The paradox of this passage in which Mrs. Mallard senses "wild abandonment"-- as though a gate were opened and she could rush out from confinement into freedom--and the "storm of grief" suggests that her distress over loss may not be for Mr. Mallard. Also, it is odd that Mrs. Mallard does not react as most wives would, in the "paralyzed" fashion, or seeking the comfort of another's arms, but "would have no one follow her."
The apparent paradoxes of the story continue as Mrs. Mallard has unusual feelings about the loss of her husband. Upon arriving in her room, she turns to the west window, looking to the future--not reminiscently glancing at her room--sensing "the delicious breath of rain"--an apparent paradox as rain is often symbolic of crying and grief. Seeing the patches of blue sky, which indicate happiness, Mrs. Mallard sobs "as a child who has cried itself to sleep continues to sob in its dreams." This sobbing is not for another, but for herself, just as the child sobs for itself in dreams. With the mention of Mrs. Mallard's face showing signs of repression, there seems an indication that Louis Mallard may be crying and grieving for her years of repression rather than for Mr. Mallard's death as she waits in her room for "something coming to her...fearfully," the freedom that she initially felt in her "sudden, wild abandonment."

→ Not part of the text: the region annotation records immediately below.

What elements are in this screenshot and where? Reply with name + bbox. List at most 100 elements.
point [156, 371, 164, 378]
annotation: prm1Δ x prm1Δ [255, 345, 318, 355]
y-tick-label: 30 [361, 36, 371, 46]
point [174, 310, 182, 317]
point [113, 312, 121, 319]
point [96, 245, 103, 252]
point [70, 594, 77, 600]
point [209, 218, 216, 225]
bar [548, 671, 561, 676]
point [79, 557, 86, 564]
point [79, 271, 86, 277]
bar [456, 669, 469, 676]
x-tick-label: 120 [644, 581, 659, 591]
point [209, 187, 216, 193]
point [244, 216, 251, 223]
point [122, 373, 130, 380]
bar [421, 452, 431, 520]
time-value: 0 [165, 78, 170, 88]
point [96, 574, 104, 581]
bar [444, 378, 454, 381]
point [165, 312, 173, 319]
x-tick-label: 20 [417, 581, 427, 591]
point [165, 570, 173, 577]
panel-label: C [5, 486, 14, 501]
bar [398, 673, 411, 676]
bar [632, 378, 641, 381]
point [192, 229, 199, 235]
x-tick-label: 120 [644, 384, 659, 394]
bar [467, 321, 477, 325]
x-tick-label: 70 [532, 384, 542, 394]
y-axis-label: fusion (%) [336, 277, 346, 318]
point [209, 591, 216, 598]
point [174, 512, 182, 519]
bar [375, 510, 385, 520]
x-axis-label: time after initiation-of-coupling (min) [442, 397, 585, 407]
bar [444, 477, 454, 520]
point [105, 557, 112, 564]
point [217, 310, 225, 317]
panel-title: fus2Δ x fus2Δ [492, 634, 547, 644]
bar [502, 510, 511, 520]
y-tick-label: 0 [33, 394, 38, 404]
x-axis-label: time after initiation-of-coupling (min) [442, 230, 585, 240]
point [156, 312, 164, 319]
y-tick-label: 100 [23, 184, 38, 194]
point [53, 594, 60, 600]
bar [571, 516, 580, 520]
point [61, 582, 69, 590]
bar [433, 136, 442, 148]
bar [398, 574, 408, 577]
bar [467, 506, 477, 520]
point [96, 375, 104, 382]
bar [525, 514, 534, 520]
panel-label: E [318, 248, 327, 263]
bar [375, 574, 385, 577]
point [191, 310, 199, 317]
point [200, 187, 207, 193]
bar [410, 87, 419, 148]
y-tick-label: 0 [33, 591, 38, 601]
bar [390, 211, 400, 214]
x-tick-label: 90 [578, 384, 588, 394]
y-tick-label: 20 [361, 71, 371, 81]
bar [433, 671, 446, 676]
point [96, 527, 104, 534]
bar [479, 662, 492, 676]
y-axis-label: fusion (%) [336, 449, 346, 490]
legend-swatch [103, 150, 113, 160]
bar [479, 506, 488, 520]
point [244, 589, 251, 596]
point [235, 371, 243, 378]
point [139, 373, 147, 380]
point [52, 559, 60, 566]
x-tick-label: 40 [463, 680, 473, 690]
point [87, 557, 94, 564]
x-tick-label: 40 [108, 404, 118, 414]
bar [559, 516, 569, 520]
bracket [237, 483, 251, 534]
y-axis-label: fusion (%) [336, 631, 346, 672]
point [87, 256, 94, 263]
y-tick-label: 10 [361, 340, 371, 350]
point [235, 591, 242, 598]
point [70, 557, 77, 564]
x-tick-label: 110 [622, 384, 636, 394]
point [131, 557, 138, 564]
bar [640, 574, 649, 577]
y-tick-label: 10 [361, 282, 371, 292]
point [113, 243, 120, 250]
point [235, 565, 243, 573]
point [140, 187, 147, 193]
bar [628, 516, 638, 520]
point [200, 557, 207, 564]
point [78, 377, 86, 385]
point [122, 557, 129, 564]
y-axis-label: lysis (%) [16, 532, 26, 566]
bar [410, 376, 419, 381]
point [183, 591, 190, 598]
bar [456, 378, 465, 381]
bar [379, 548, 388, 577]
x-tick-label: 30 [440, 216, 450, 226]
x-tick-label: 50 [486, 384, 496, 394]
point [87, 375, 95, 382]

It is the acceptance of this freedom, then, that causes Mrs. Mallard to die of the "joy that kills," and the paradoxes are solved. Her fear that she expresses in her prayer that "life might be long" now that she is free is lost--grieved--when Louise Mallard sees her husband alive. This loss of freedom is what kills her.
There is an immediate sadness that descends upon Louise when she hears about her husband's death. This sadness is, in part, socially dictated. She is supposed to feel sad, supposed to mourn, and supposed to feel as if her life has come to an end. These are the experiences that she undergoes upon first hearing of her husband's death. It is when she leaves and goes upstairs and sits alone when she begins to see another dimension to this experience. The loss of her husband, while sad to a great extent, is something that allows her to reclaim her voice. Through the social conventions of marriage, the subjugation of Louise's identity has been something sanctioned by society and something that she never fully grasped until hearing of her husband's death. Once she was able to conceive of a life outside of this social definition, Louise understood what it meant to have self identity and autonomy. Being filled with a new sense of who she is, this becomes taken away when news of her husband's death turned out to be premature, causing her own death.
When Louise Mallard (at that point we do not know her first name, though) hears of the "death" of her husband, she has an immediate and violent reaction. She experiences tremendous grief and she experiences it right away. The narrator says that she is not shocked like some women -- she understands right away what has happened and is devastated at first.
By the time her husband comes home, she is devastated to see him -- so much so that she dies of sadness. In the space of the past hour, she has figured out that she can now be free for the first time in her life. When she finds out that this is not true, she cannot handle it and dies.